2.4GHz vs. 5GHz: Where to Connect?

By Keith McNeely, Senior Director of Technology Services

If you are looking at purchasing a new computer, a router, or just upgrading your internet service provider’s router, you will come across the term “dual band,” which refers to a router that uses both 2.4 GHz and 5 GHz WiFi.

What is the Difference Between 2.4 GHz and 5 GHz?

These numbers refer to two different frequency bands that your WiFi can use for its signal. The biggest difference between the two is speed. Under ideal conditions, 2.4 GHz WiFi will support up to 450 Mbps or 600 Mbps, depending on the class of the router while 5 GHz WiFi will support up to 1300 Mbps.

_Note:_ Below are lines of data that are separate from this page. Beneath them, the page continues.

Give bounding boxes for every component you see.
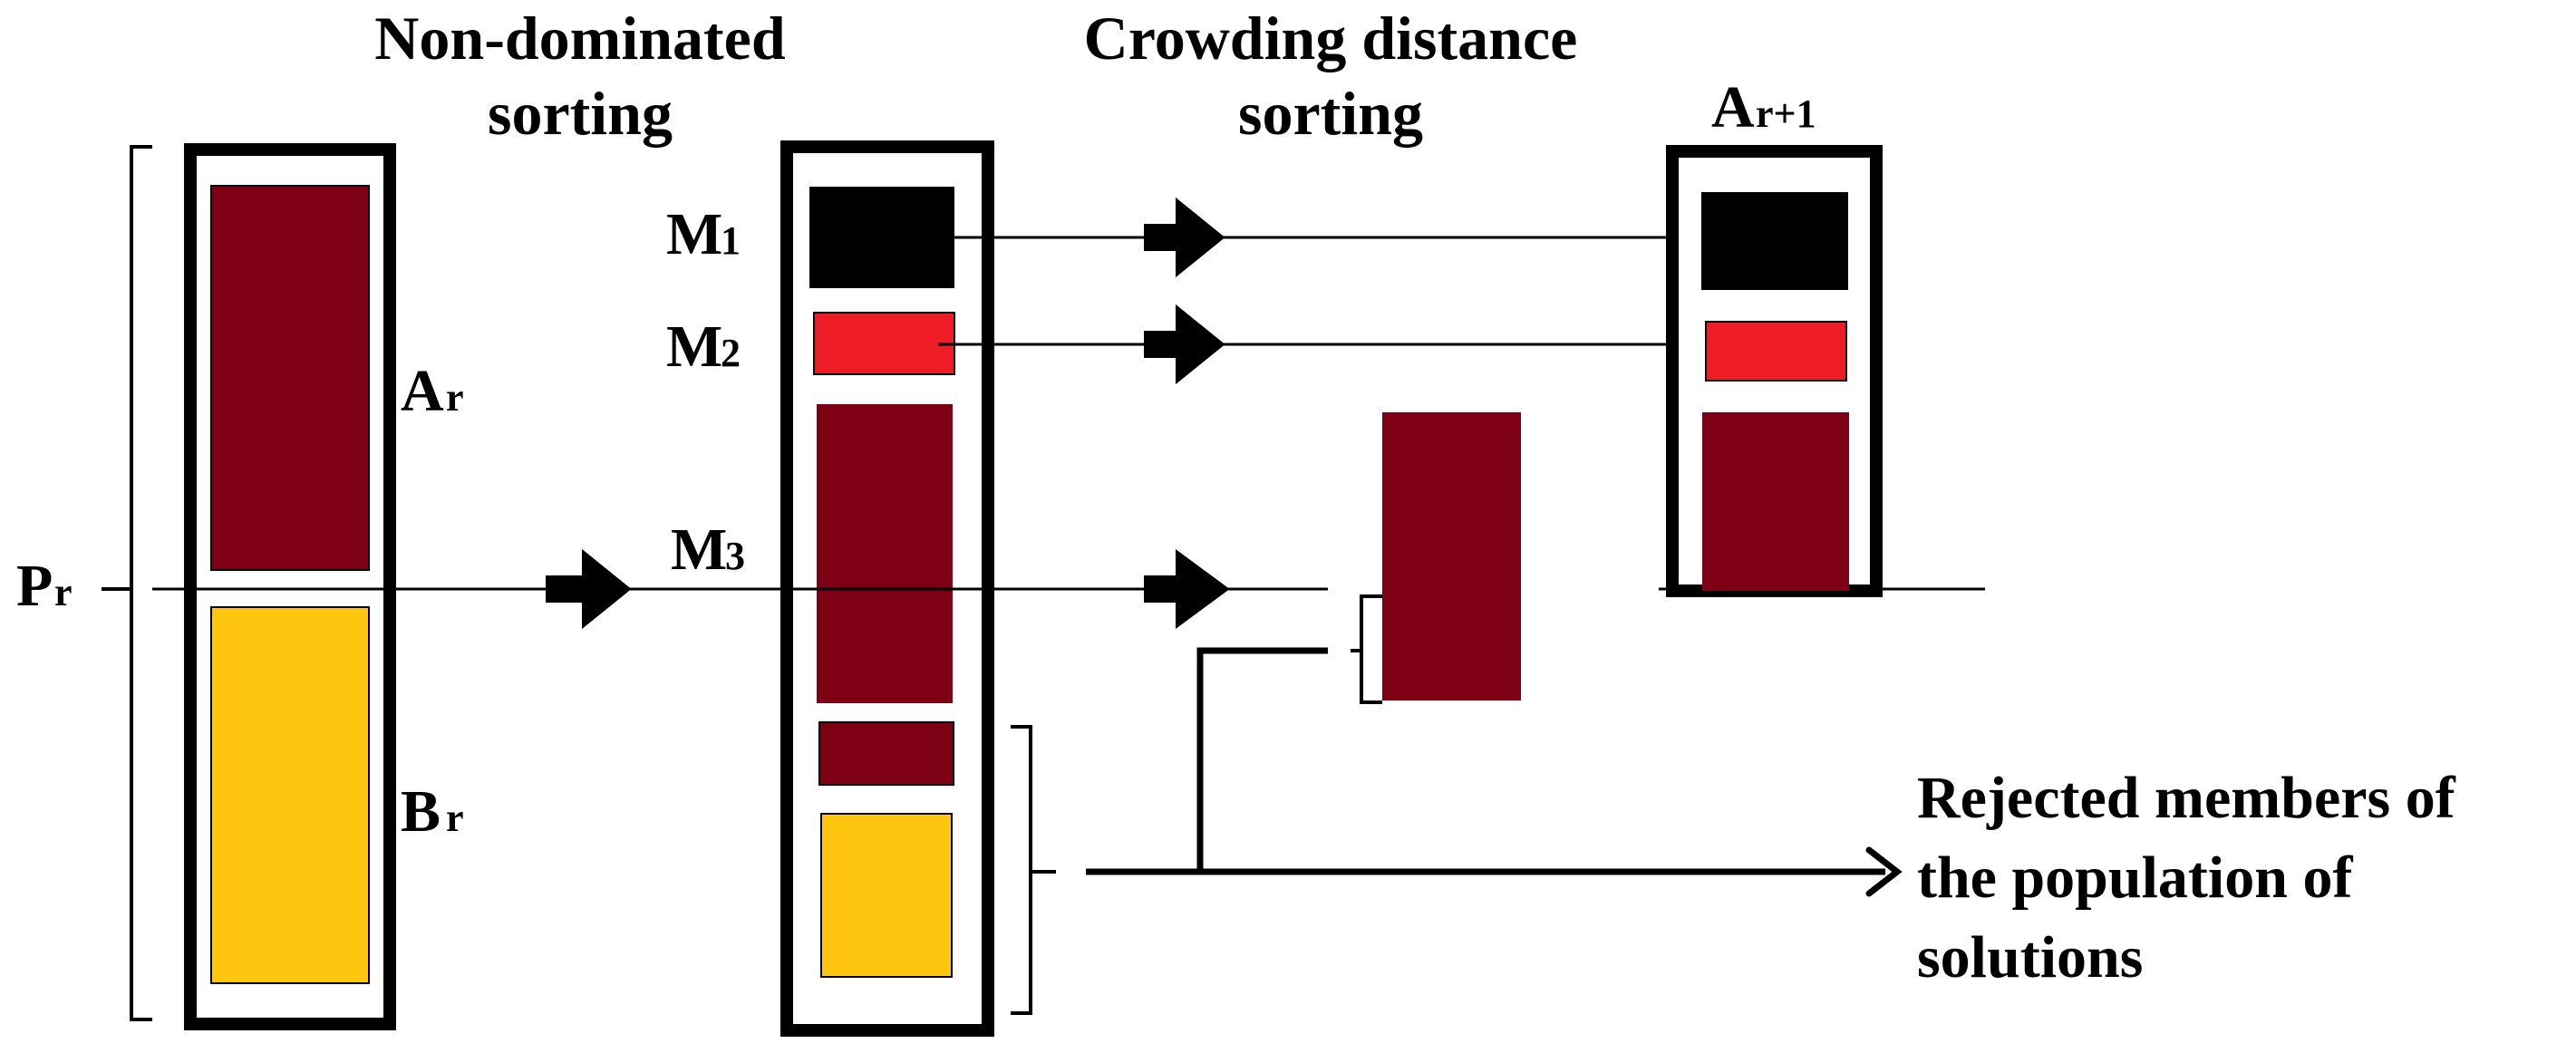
svg-text:B: B <box>401 778 441 845</box>
next-m2-block <box>1705 321 1847 382</box>
svg-text:M: M <box>666 314 722 380</box>
m4-block <box>818 721 954 786</box>
svg-text:r: r <box>54 570 73 614</box>
svg-text:r: r <box>446 375 464 420</box>
label-m3: M 3 <box>671 517 745 583</box>
m1-block <box>809 187 954 288</box>
label-a-r-plus-1: A r+1 <box>1711 74 1816 140</box>
heading-crowding-line2: sorting <box>1238 79 1423 148</box>
svg-text:2: 2 <box>721 331 741 375</box>
arrow-icon <box>546 548 632 630</box>
rejected-label-line1: Rejected members of <box>1917 765 2456 831</box>
heading-crowding-line1: Crowding distance <box>1084 4 1578 72</box>
crowding-block <box>1382 412 1521 700</box>
svg-text:1: 1 <box>721 218 741 263</box>
label-p-r: P r <box>16 553 73 619</box>
br-block <box>210 606 370 984</box>
svg-text:r+1: r+1 <box>1756 92 1816 136</box>
svg-text:M: M <box>666 201 722 267</box>
svg-text:M: M <box>671 517 727 583</box>
crowding-bracket <box>1351 594 1382 704</box>
next-m3-block <box>1702 412 1849 591</box>
svg-text:A: A <box>401 358 444 424</box>
svg-text:r: r <box>446 796 464 840</box>
label-b-r: B r <box>401 778 464 845</box>
label-a-r: A r <box>401 358 464 424</box>
rejected-label-line3: solutions <box>1917 924 2143 990</box>
arrow-icon <box>1144 197 1225 278</box>
m2-block <box>813 312 955 375</box>
heading-nondominated-line1: Non-dominated <box>374 4 786 72</box>
svg-text:P: P <box>16 553 53 619</box>
rejected-brace <box>1011 725 1056 1015</box>
arrow-icon <box>1144 549 1230 629</box>
arrow-icon <box>1144 304 1225 385</box>
svg-text:3: 3 <box>725 534 745 578</box>
ar-block <box>210 185 370 571</box>
next-m1-block <box>1701 192 1848 290</box>
population-brace <box>102 145 152 1021</box>
heading-nondominated-line2: sorting <box>488 79 673 148</box>
m3-block <box>817 404 953 703</box>
rejected-label-line2: the population of <box>1917 845 2353 911</box>
rejected-arrowhead-icon <box>1865 846 1903 897</box>
rejected-path <box>1086 647 1885 875</box>
svg-text:A: A <box>1711 74 1755 140</box>
label-m1: M 1 <box>666 201 741 267</box>
m5-block <box>820 813 953 978</box>
label-m2: M 2 <box>666 314 741 380</box>
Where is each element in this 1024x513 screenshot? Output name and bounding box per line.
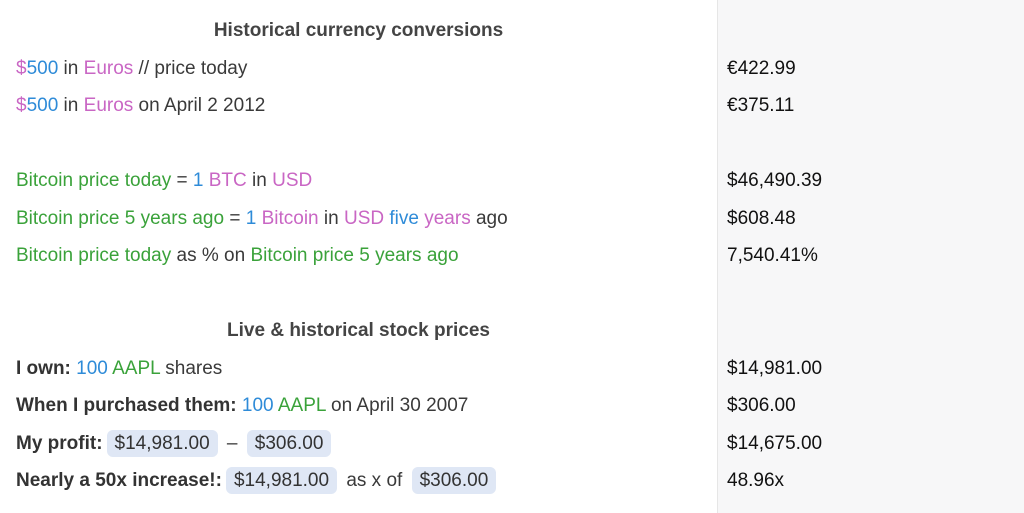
value-token: $306.00	[246, 429, 332, 457]
text-token: –	[221, 432, 243, 454]
value-token: $306.00	[411, 467, 497, 494]
value-token: $14,981.00	[106, 429, 218, 457]
text-token: years	[418, 207, 471, 229]
expression-line: $500 in Euros // price today	[16, 54, 247, 84]
text-token: Euros	[83, 95, 134, 116]
result: $14,675.00	[727, 432, 823, 454]
results-pane	[717, 0, 1024, 513]
expression-line: Bitcoin price today as % on Bitcoin pric…	[16, 241, 459, 271]
text-token: AAPL	[107, 357, 160, 379]
text-token: Bitcoin price 5 years ago	[250, 245, 459, 266]
expression-line: I own: 100 AAPL shares	[16, 354, 222, 384]
text-token: in	[318, 207, 344, 229]
text-token: five	[384, 207, 419, 229]
text-token: =	[171, 170, 193, 191]
text-token: Bitcoin price 5 years ago	[16, 207, 225, 229]
text-token: in	[58, 57, 84, 79]
expression-line: $500 in Euros on April 2 2012	[16, 91, 265, 121]
value-token: $14,981.00	[225, 467, 338, 494]
text-token: Bitcoin price today	[16, 170, 172, 191]
text-token: 1	[192, 170, 204, 191]
text-token: 100	[70, 357, 108, 379]
text-token: Bitcoin price today	[16, 245, 172, 266]
text-token: =	[224, 207, 246, 229]
text-token: AAPL	[273, 395, 326, 416]
text-token: USD	[343, 207, 385, 229]
text-token: 1	[245, 207, 257, 229]
expression-line: When I purchased them: 100 AAPL on April…	[16, 391, 468, 421]
text-token: BTC	[203, 170, 247, 191]
text-token: on April 2 2012	[133, 95, 266, 116]
text-token: on April 30 2007	[325, 395, 469, 416]
text-token: ago	[470, 207, 508, 229]
text-token: My profit:	[16, 432, 103, 454]
text-token: 500	[26, 57, 59, 79]
result: $608.48	[727, 207, 796, 229]
text-token: USD	[272, 170, 313, 191]
result: 48.96x	[727, 470, 785, 491]
text-token: Euros	[83, 57, 134, 79]
text-token: in	[246, 170, 273, 191]
expression-line: Nearly a 50x increase!: $14,981.00 as x o…	[16, 466, 500, 496]
result: $46,490.39	[727, 170, 823, 191]
text-token: in	[58, 95, 84, 116]
result: €422.99	[727, 57, 796, 79]
text-token: 100	[236, 395, 274, 416]
text-token: shares	[160, 357, 223, 379]
expression-line: Bitcoin price today = 1 BTC in USD	[16, 166, 312, 196]
text-token: as x of	[341, 470, 408, 491]
text-token: When I purchased them:	[16, 395, 237, 416]
expression-line: Bitcoin price 5 years ago = 1 Bitcoin in…	[16, 204, 508, 234]
result: $306.00	[727, 395, 796, 416]
result: 7,540.41%	[727, 245, 818, 266]
result: $14,981.00	[727, 357, 823, 379]
text-token: $	[16, 95, 27, 116]
section-title: Historical currency conversions	[213, 20, 504, 41]
expression-line: My profit: $14,981.00 – $306.00	[16, 429, 335, 459]
text-token: as % on	[171, 245, 251, 266]
text-token: Bitcoin	[256, 207, 319, 229]
text-token: // price today	[133, 57, 248, 79]
result: €375.11	[727, 95, 795, 116]
text-token: $	[16, 57, 27, 79]
text-token: Nearly a 50x increase!:	[16, 470, 222, 491]
text-token: I own:	[16, 357, 71, 379]
text-token: 500	[26, 95, 59, 116]
section-title: Live & historical stock prices	[227, 320, 490, 341]
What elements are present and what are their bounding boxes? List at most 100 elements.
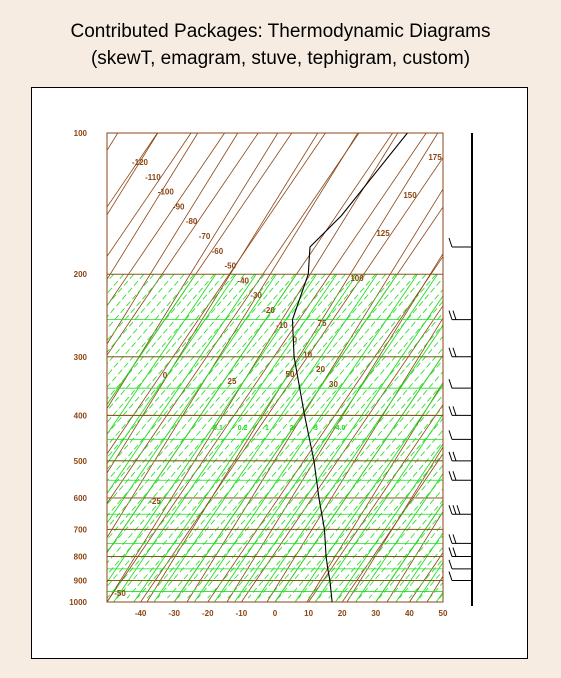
isotherm-label: 10	[303, 350, 312, 359]
isotherm	[409, 551, 443, 602]
saturation-adiabat	[107, 274, 135, 306]
isotherm-label: -80	[186, 217, 198, 226]
mixing-ratio-label: 3	[314, 425, 318, 432]
pressure-tick-label: 1000	[69, 598, 87, 607]
saturation-adiabat	[298, 429, 443, 599]
isotherm	[207, 255, 443, 602]
dry-adiabat	[0, 133, 38, 602]
saturation-adiabat	[107, 274, 185, 365]
dry-adiabat	[426, 575, 443, 602]
dry-adiabat-label: 25	[228, 377, 237, 386]
saturation-adiabat	[197, 312, 443, 599]
green-isotherm	[107, 274, 217, 435]
green-isotherm	[214, 274, 439, 602]
green-isotherm	[193, 274, 418, 602]
saturation-adiabat	[107, 274, 124, 295]
green-isotherm	[314, 413, 443, 602]
green-isotherm	[107, 274, 297, 554]
isotherm	[241, 305, 443, 602]
wind-barb	[448, 534, 472, 544]
isotherm-label: -50	[225, 262, 237, 271]
dry-adiabat-label: 0	[163, 371, 168, 380]
green-isotherm	[375, 502, 443, 602]
green-isotherm	[254, 324, 443, 602]
dry-adiabat	[0, 133, 78, 602]
saturation-adiabat	[439, 593, 443, 599]
green-isotherm	[415, 561, 443, 602]
wind-barb	[448, 471, 472, 481]
plot-border	[106, 132, 444, 603]
saturation-adiabat	[398, 546, 443, 599]
pressure-tick-label: 900	[74, 577, 88, 586]
temperature-tick-label: 50	[439, 609, 448, 618]
saturation-adiabat	[277, 406, 443, 599]
isotherm-label: -90	[173, 202, 185, 211]
green-isotherm	[107, 274, 257, 495]
saturation-adiabat	[107, 274, 376, 587]
isotherm-label: 20	[316, 365, 325, 374]
pressure-tick-label: 500	[74, 457, 88, 466]
isotherm	[308, 403, 443, 602]
dry-adiabat-label: 75	[318, 319, 327, 328]
dry-adiabat	[226, 252, 443, 602]
green-isotherm	[234, 295, 443, 602]
saturation-adiabat	[328, 464, 443, 599]
isotherm-label: -10	[276, 321, 288, 330]
temperature-tick-label: -20	[202, 609, 214, 618]
diagram-frame	[31, 87, 528, 659]
sounding-temperature-line	[291, 133, 408, 602]
isotherm-label: -120	[132, 158, 149, 167]
dry-adiabat	[306, 381, 443, 602]
isotherm-label: 30	[329, 380, 338, 389]
mixing-ratio-label: 2	[290, 425, 294, 432]
isotherm-label: -20	[263, 306, 275, 315]
dry-adiabat-label: 175	[428, 153, 442, 162]
isotherm-label: -110	[145, 173, 161, 182]
wind-barb	[448, 310, 472, 321]
mixing-ratio-label: 0.1	[213, 425, 223, 432]
isotherm	[107, 133, 326, 455]
temperature-tick-label: 40	[405, 609, 414, 618]
wind-barb	[448, 559, 472, 570]
dry-adiabat	[146, 133, 439, 602]
saturation-adiabat	[107, 274, 276, 470]
isotherm	[140, 156, 443, 602]
dry-adiabat-label: -50	[114, 589, 126, 598]
temperature-tick-label: 20	[338, 609, 347, 618]
isotherm	[107, 133, 225, 307]
wind-barb	[448, 430, 472, 440]
mixing-ratio-label: 0.2	[238, 425, 248, 432]
dry-adiabat	[467, 133, 561, 602]
isotherm	[442, 601, 443, 602]
saturation-adiabat	[0, 274, 53, 598]
green-lines	[0, 274, 561, 602]
title-line-1: Contributed Packages: Thermodynamic Diag…	[70, 21, 491, 42]
header: Contributed Packages: Thermodynamic Diag…	[0, 18, 561, 72]
dry-adiabat	[107, 133, 279, 410]
pressure-tick-label: 800	[74, 553, 88, 562]
isotherm	[107, 133, 192, 258]
green-isotherm	[113, 274, 338, 602]
green-isotherm	[477, 274, 561, 602]
saturation-adiabat	[0, 274, 73, 598]
mixing-ratio-label: 4.0	[336, 425, 346, 432]
isotherm-label: -70	[199, 232, 211, 241]
wind-barb	[448, 347, 472, 358]
isotherm	[107, 133, 360, 504]
saturation-adiabat	[107, 274, 195, 377]
dry-adiabat	[507, 133, 561, 602]
saturation-adiabat	[157, 274, 437, 599]
wind-barb	[448, 379, 472, 389]
green-isotherm	[107, 274, 277, 524]
dry-adiabat	[107, 133, 399, 602]
temperature-tick-label: 10	[304, 609, 313, 618]
green-isotherm	[153, 274, 378, 602]
isotherm	[341, 453, 443, 602]
green-isotherm	[107, 274, 237, 465]
saturation-adiabat	[107, 274, 175, 353]
green-isotherm	[395, 532, 443, 602]
isotherm	[107, 133, 259, 356]
wind-barb	[448, 547, 472, 558]
dry-adiabat	[547, 133, 561, 602]
dry-adiabat	[386, 510, 443, 602]
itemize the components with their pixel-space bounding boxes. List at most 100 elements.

The 2.4 GHz band is a very crowded frequency, especially in a convention center environment where hundreds, if not thousands of people, are using the network. Older technology like wireless microphones, cordless phones, Bluetooth devices, remote controls, baby monitors, etc. also use the frequency and interfere with the WiFi signal. The longer waves of the 2.4 GHz band are better suited for longer ranges and transmission through walls and solid objects. Arguably, it is better if you need better range for your devices or you have a lot of obstruction in the areas where you need coverage. However, because so many devices use the 2.4 GHz band, the resulting congestion can cause dropped connections and slower-than-expected speeds.

The 5 GHz band is less congested than the 2.4GHz, which means you will likely get more stable connections. You will also experience higher speeds. On the other hand, the shorter waves used by the 5 GHz band makes it less able to penetrate walls and solid objects. It also has a shorter effective range than the 2.4 GHz band.

Star at Night Panorama view

Which is better to use?

If you have a device that supports a wired Ethernet connection and it is not inconvenient nor awkward to connect a cable to it, using a wired connection over a wireless one is preferred. Wired connections offer lower latency, i.e., reduced delays in transmitting data, no dropped connections due to interference, and are faster than wireless connections.

If you currently use 2.4 GHz WiFi and are wondering whether you need to upgrade to 5 GHz, it is all about your internet requirements. If you’re experiencing dropped connections or if you require more speed for watching videos or playing games, then you will need to move to 5 GHz. If you live in a crowded apartment complex with dozens of wireless routers, baby monitors, and other 2.4 GHz band devices, then you should consider switching to the 5 GHz band.

If you are using a dual- or tri-band router and have both the 2.4 GHz and 5 GHz bands available and can’t decide on which one to connect to, here are a few things to consider: Does the device need the higher speed or are you mostly checking email and browsing the web? Is the device experiencing dropped connections on the 2.4 GHz network and do you need it to be more reliable? Are you okay with the device having the shorter effective range?

In the end, it is your needs that will dictate which band will work best for you.